何故いきなりランが目の前から消えたのか、いきなり現れたゴーストたちはなんなのか、ゴーストの王様とはいったい…?

幻と疑うような出来事の連続に困惑し動けなくなるのは無理もない。しかし10か月ともなると、だいぶ長い間逡巡していることになる。ランも、安息の場も、もう完全に消えてしまったことは時間の流れがいやがおうにも教えている。

 

それなのに、彼は必死になって探そうともしない。

なによりすでに諦めてしまっている。

 

この頃はまだ王として目覚めておらず、復讐心もない、何が悪くてそうでないのかと考えるだけの弱い人間だ。裏を返せばこれが初雪の本性ということ。

桜BADルートのラストでも示唆していた通り、結局彼にはもとより復讐心なんてものはない。

ただ寂しくて、安息の場所が返ってきてほしいと願うばかりで、行動することも叫ぶことすらできないひよっこなのだ。

そんな弱い心が、初雪をより苦しめる。

 

ゴーストの王。それは、妙に俺の胸を打つ惹句だった。

この世界に受け入れられない理由を与えられたようで、少しだけ、救われるんだ。

俺はゴーストだから、受け入れられない。

 

はつゆきさくら 河野初雪

 

人はとかくして物事に理由を欲しがる。なにより理不尽は嫌いだから、とってつけたような理由を考えて、強引に自分を納得させようとする。仕方のないことだと思い込む。人間って、常に理不尽から抗っているように見えて、その抗い方に道理がなっていない、頭の悪い生き物。
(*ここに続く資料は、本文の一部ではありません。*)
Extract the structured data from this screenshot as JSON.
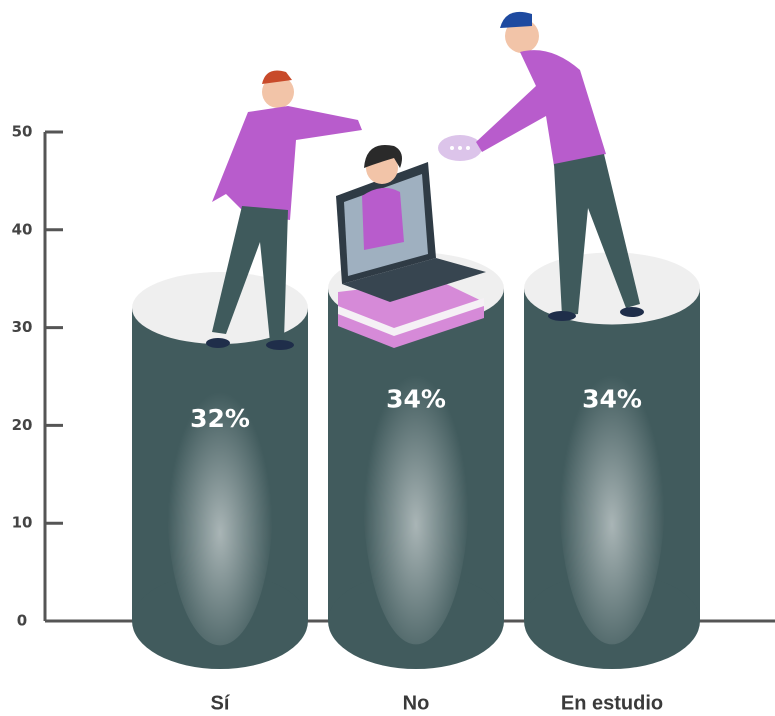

本編で強く見せていた初雪も、素はただの弱っちい人間なんだよ。

 

けど、本当にそれだけか?

俺がこの世界に受け入れられないのは…

何かを呪っているからではないか。

人を呪わば穴二つという。

誰が誰を呪って、その連鎖は始まったのだろう。

悪いのは誰だ?

 

はつゆきさくら 河野初雪

 

この、誰かを呪うということに特化したのがいわばナイトメアだ。

彼女は理由よりも憎悪が強かったからすぐさま呪いに突っ走ったが、対して初雪はどうか。

彼はこうして道理を求めるばかりで一向に憎悪にも復讐にも走らない。もちろん、前を向くこともできない。

理由を求める心理としては、最終的に納得が欲しいのだろう。仕方がないことだ、と思いたいんだろう。それはゴーストになり切らない強さであるともいえるし、自虐を張り巡らせて自分を苦しめているだけの弱さであるとも言える。

でもどちらにしたって、彼はランや安息の場を失っても放浪するだけ。

しかし、逆に言えばひとつのきっかけさえあれば、どちらにも簡単に転べてしまうのだ。呪いを孕むゴーストにも、前を向く生者にも。

 

 

 

そう、この時のもはや初雪は生者でも死者でもない、互いの境界線上を反復横飛びしている、生けるゾンビのようなものなのだ。

 

ランを取り戻すためによくわからない憎悪に乗っかるか?

ランの言いつけを守って立派に生きるか?

 

その生死を分かつ最大の要因は、ランのいう”立派な人間”を目指せるかどうかにある。

では立派とは何なのか?

まだ確実な答えにはたどり着けないが、この時点でひとつわかることは、以下のセリフからある。

 

どちらが憎いとかじゃない

町が、歴史が、あらゆる呪いを憎む

大人たちは…その争いで

誰も子供を、巻き込んではいけない

 

はつゆきさくら 河野初雪

 

父親やゴーストの復讐心を煽る囁きが、本来彼にはなかった憎悪を生じさせる一方で、彼には彼なりの大事な信条があったのだ。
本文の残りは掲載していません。